Right now many are connecting to the arts and artists online for entertainment, which has a value, but an artist’s real service at this time is to remind you of who you are and what you can accomplish in your own life. What you can offer. It is time for both you and the artists amongst you to explore these gifts and experiences not to help distract but to awaken. As cities and towns shut down and we shutter ourselves in, the opportunity is at hand, if you so choose, to come to know yourself through a pathway of inquiry and creativity.
In order for this to occur two things have to happen. First, artists must recognize that their techniques, methods, experiences and approaches to looking at and engaging with the world must be reframed in their relationship to audiences, viewers, readers, listeners. The process must be shared as generously as the product. A formulated plan and systematic approach is needed to act as guides mapping this new terrain.

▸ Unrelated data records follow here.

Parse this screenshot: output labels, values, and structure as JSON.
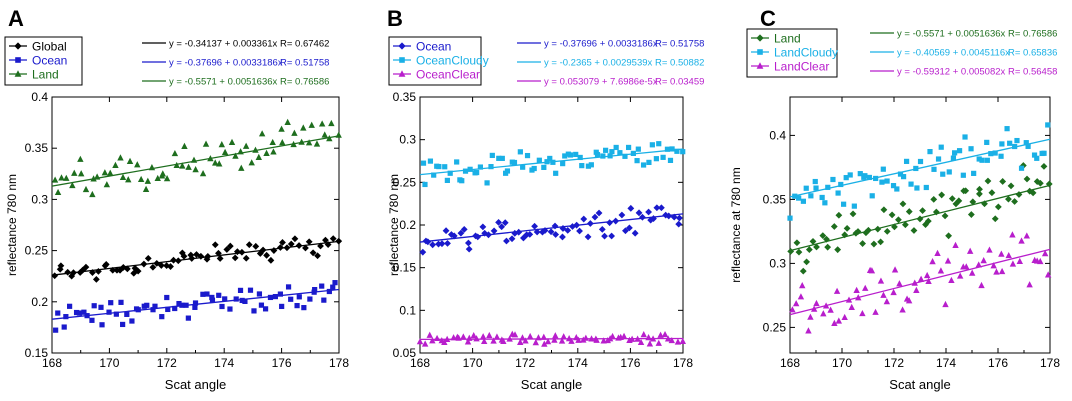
{
  "figure": {
    "x_label": "Scat angle"
  },
  "chart_data": [
    {
      "panel_label": "A",
      "type": "scatter",
      "xlabel": "Scat angle",
      "ylabel": "reflectance 780 nm",
      "xlim": [
        168,
        178
      ],
      "ylim": [
        0.15,
        0.4
      ],
      "xticks": [
        168,
        170,
        172,
        174,
        176,
        178
      ],
      "yticks": [
        0.15,
        0.2,
        0.25,
        0.3,
        0.35,
        0.4
      ],
      "ytick_labels": [
        "0.15",
        "0.2",
        "0.25",
        "0.3",
        "0.35",
        "0.4"
      ],
      "series": [
        {
          "name": "Global",
          "color": "#000000",
          "marker": "diamond",
          "fit": {
            "a": -0.34137,
            "b": 0.003361
          },
          "eq": "y = -0.34137 + 0.003361x",
          "r": "R= 0.67462",
          "base": 0.226,
          "end": 0.259,
          "spread": 0.012
        },
        {
          "name": "Ocean",
          "color": "#1a1acc",
          "marker": "square",
          "fit": {
            "a": -0.37696,
            "b": 0.0033186
          },
          "eq": "y = -0.37696 + 0.0033186x",
          "r": "R= 0.51758",
          "base": 0.183,
          "end": 0.212,
          "spread": 0.014
        },
        {
          "name": "Land",
          "color": "#1e6e1e",
          "marker": "triangle",
          "fit": {
            "a": -0.5571,
            "b": 0.0051636
          },
          "eq": "y = -0.5571 + 0.0051636x",
          "r": "R= 0.76586",
          "base": 0.313,
          "end": 0.362,
          "spread": 0.02
        }
      ]
    },
    {
      "panel_label": "B",
      "type": "scatter",
      "xlabel": "Scat angle",
      "ylabel": "reflectance 780 nm",
      "xlim": [
        168,
        178
      ],
      "ylim": [
        0.05,
        0.35
      ],
      "xticks": [
        168,
        170,
        172,
        174,
        176,
        178
      ],
      "yticks": [
        0.05,
        0.1,
        0.15,
        0.2,
        0.25,
        0.3,
        0.35
      ],
      "ytick_labels": [
        "0.05",
        "0.1",
        "0.15",
        "0.2",
        "0.25",
        "0.3",
        "0.35"
      ],
      "series": [
        {
          "name": "Ocean",
          "color": "#1a1acc",
          "marker": "diamond",
          "fit": {
            "a": -0.37696,
            "b": 0.0033186
          },
          "eq": "y = -0.37696 + 0.0033186x",
          "r": "R= 0.51758",
          "base": 0.18,
          "end": 0.213,
          "spread": 0.016
        },
        {
          "name": "OceanCloudy",
          "color": "#1ab0e6",
          "marker": "square",
          "fit": {
            "a": -0.2365,
            "b": 0.0029539
          },
          "eq": "y = -0.2365 + 0.0029539x",
          "r": "R= 0.50882",
          "base": 0.259,
          "end": 0.289,
          "spread": 0.016
        },
        {
          "name": "OceanClear",
          "color": "#b81ecc",
          "marker": "triangle",
          "fit": {
            "a": 0.053079,
            "b": 7.6986e-05
          },
          "eq": "y = 0.053079 + 7.6986e-5x",
          "r": "R= 0.03459",
          "base": 0.066,
          "end": 0.067,
          "spread": 0.006
        }
      ]
    },
    {
      "panel_label": "C",
      "type": "scatter",
      "xlabel": "Scat angle",
      "ylabel": "reflectance at 780 nm",
      "xlim": [
        168,
        178
      ],
      "ylim": [
        0.23,
        0.43
      ],
      "xticks": [
        168,
        170,
        172,
        174,
        176,
        178
      ],
      "yticks": [
        0.25,
        0.3,
        0.35,
        0.4
      ],
      "ytick_labels": [
        "0.25",
        "0.3",
        "0.35",
        "0.4"
      ],
      "series": [
        {
          "name": "Land",
          "color": "#1e6e1e",
          "marker": "diamond",
          "fit": {
            "a": -0.5571,
            "b": 0.0051636
          },
          "eq": "y = -0.5571 + 0.0051636x",
          "r": "R= 0.76586",
          "base": 0.31,
          "end": 0.361,
          "spread": 0.02
        },
        {
          "name": "LandCloudy",
          "color": "#1ab0e6",
          "marker": "square",
          "fit": {
            "a": -0.40569,
            "b": 0.0045116
          },
          "eq": "y = -0.40569 + 0.0045116x",
          "r": "R= 0.65836",
          "base": 0.352,
          "end": 0.397,
          "spread": 0.018
        },
        {
          "name": "LandClear",
          "color": "#b81ecc",
          "marker": "triangle",
          "fit": {
            "a": -0.59312,
            "b": 0.005082
          },
          "eq": "y = -0.59312 + 0.005082x",
          "r": "R= 0.56458",
          "base": 0.26,
          "end": 0.311,
          "spread": 0.022
        }
      ]
    }
  ]
}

Second, for those who are sheltered, who are facing isolation or containment for the first time, I invite you to explore the foundation of the Four Pillars. Spend time asking directed questions that can open new conversations with others online or at your dinner table with your co-sheltered. Take your inquiries to the artists who are abundantly available now and ask for engagement on another level. Build relationships with the makers, the dreamers, the builders of new worlds.
We have been given an awesome opportunity through this crisis. Time is suddenly ours in a way most have never experienced before or will again. Many of us will suffer. They will need us all to help with the healing process; to help balance away from the fear so that what comes from this time is not the deepening of hatred and disfunction, the manipulation of people and the hardening of partisanship, but the embracing of our human community to heal one another and our world.
In taking proactive steps toward expanding the experience of our deeply-explored personal capacity we will be equipped to walk outside our doors, step into the spaces between us again and start the work of “Re-Villagizing” our world as Whole People and Whole Artists. In this way we will actively insure, as my friend Mack McCarter has eloquently stated, “that dark days will not produce dark hearts.”